For Release: August 6, 2009
Washington, DC - The Commodity Futures Trading Commission (CFTC) announced today that it obtained more than $25 million in civil monetary penalties and equitable relief in orders against Safevest LLC, a firm located in Mission Viejo, Calif. and its owners and officers, Jon G. Ervin of Laguna Hills, Calif. and John V. Slye of Herndon, Va.
Judge James V. Selna, of the U.S. District Court for the District of California, Southern Division, issued separate orders requiring Safevest to pay a $5 million civil monetary penalty and Ervin and Slye each to pay a $1 million penalty. The orders also provide for equitable relief and require the defendants to pay restitution and disgorgement totaling $18,431,931. Additionally, the orders permanently ban all three defendants from trading in any commodity.

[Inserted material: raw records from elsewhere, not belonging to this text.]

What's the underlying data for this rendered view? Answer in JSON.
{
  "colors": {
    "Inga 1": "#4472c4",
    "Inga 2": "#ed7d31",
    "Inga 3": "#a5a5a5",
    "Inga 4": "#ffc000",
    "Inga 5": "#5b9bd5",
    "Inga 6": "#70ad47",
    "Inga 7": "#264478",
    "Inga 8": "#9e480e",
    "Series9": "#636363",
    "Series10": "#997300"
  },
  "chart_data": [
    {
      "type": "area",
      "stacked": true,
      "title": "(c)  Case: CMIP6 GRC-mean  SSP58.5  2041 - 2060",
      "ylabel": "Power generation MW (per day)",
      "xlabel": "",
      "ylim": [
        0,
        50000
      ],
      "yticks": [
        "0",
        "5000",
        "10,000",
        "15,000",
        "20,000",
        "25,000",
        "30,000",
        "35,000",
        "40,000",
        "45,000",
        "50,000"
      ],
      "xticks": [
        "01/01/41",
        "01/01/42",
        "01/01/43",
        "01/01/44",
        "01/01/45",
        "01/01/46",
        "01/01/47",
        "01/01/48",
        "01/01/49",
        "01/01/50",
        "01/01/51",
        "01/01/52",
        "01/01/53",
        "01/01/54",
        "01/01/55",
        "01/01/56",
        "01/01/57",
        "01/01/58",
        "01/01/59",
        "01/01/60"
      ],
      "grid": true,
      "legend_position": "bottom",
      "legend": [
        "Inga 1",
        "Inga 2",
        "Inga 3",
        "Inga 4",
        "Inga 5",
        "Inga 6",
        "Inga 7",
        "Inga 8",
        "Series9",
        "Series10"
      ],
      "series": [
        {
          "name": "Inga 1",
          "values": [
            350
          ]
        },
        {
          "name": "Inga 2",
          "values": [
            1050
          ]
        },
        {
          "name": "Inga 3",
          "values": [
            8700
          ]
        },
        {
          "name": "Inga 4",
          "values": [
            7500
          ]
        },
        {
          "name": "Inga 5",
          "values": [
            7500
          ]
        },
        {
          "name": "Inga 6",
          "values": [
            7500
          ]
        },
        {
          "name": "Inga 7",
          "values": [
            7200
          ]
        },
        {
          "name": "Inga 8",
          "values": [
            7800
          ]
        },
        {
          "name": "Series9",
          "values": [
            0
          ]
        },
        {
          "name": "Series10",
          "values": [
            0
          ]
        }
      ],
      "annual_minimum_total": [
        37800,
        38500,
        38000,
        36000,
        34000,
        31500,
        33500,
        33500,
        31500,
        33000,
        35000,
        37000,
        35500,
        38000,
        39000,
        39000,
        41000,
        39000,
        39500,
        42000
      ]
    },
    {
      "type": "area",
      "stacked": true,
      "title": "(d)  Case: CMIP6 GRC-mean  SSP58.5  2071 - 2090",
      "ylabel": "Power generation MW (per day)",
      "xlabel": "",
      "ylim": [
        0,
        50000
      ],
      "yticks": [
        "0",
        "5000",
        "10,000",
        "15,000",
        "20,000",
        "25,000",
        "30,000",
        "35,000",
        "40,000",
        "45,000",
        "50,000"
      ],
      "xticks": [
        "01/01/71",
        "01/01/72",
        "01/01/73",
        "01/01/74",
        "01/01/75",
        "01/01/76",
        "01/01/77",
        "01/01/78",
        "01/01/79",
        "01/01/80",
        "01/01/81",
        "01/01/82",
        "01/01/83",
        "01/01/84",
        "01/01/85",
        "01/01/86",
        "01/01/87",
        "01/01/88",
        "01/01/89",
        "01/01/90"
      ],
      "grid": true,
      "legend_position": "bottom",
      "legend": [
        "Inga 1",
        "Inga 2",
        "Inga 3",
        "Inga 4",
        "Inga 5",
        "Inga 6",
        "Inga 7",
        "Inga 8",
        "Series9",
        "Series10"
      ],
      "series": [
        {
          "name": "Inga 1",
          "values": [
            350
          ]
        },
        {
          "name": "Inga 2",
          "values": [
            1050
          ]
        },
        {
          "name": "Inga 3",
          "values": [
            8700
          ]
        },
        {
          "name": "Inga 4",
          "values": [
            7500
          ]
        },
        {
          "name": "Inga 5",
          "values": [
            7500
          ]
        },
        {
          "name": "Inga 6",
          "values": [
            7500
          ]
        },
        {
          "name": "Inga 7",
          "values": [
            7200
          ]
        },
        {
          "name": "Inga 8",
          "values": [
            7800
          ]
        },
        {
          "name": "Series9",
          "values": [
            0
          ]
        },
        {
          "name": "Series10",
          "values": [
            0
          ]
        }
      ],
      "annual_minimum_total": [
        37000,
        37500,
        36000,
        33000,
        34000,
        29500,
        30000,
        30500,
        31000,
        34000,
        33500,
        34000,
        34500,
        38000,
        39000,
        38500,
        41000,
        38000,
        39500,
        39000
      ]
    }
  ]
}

The court’s orders stem from a May 1, 2008, CFTC complaint (see CFTC Press Release 5497-08, May 2, 2008). The orders find that the defendants solicited more than 500 members of the public to send Safevest more than $25.7 million to purchase interests in a commodity pool that purportedly would trade commodity futures contracts. The defendants, however, did not use the customer funds to trade commodity futures but instead misappropriated virtually all the solicited funds. The court also found that, to induce people to send funds, the defendants misrepresented that Safevest used computerized trading software that consistently produced daily profits of between 1.6 percent and 1.9 percent. In addition to telling customers that profits were virtually guaranteed, the court found, the defendants also falsely represented that there was minimal risk of loss.
The following CFTC Division of Enforcement staff members are responsible for this case: Peter M. Haas, Richard P. Foelber, Kyong J. Koh, Paul G. Hayeck and Joan Manley.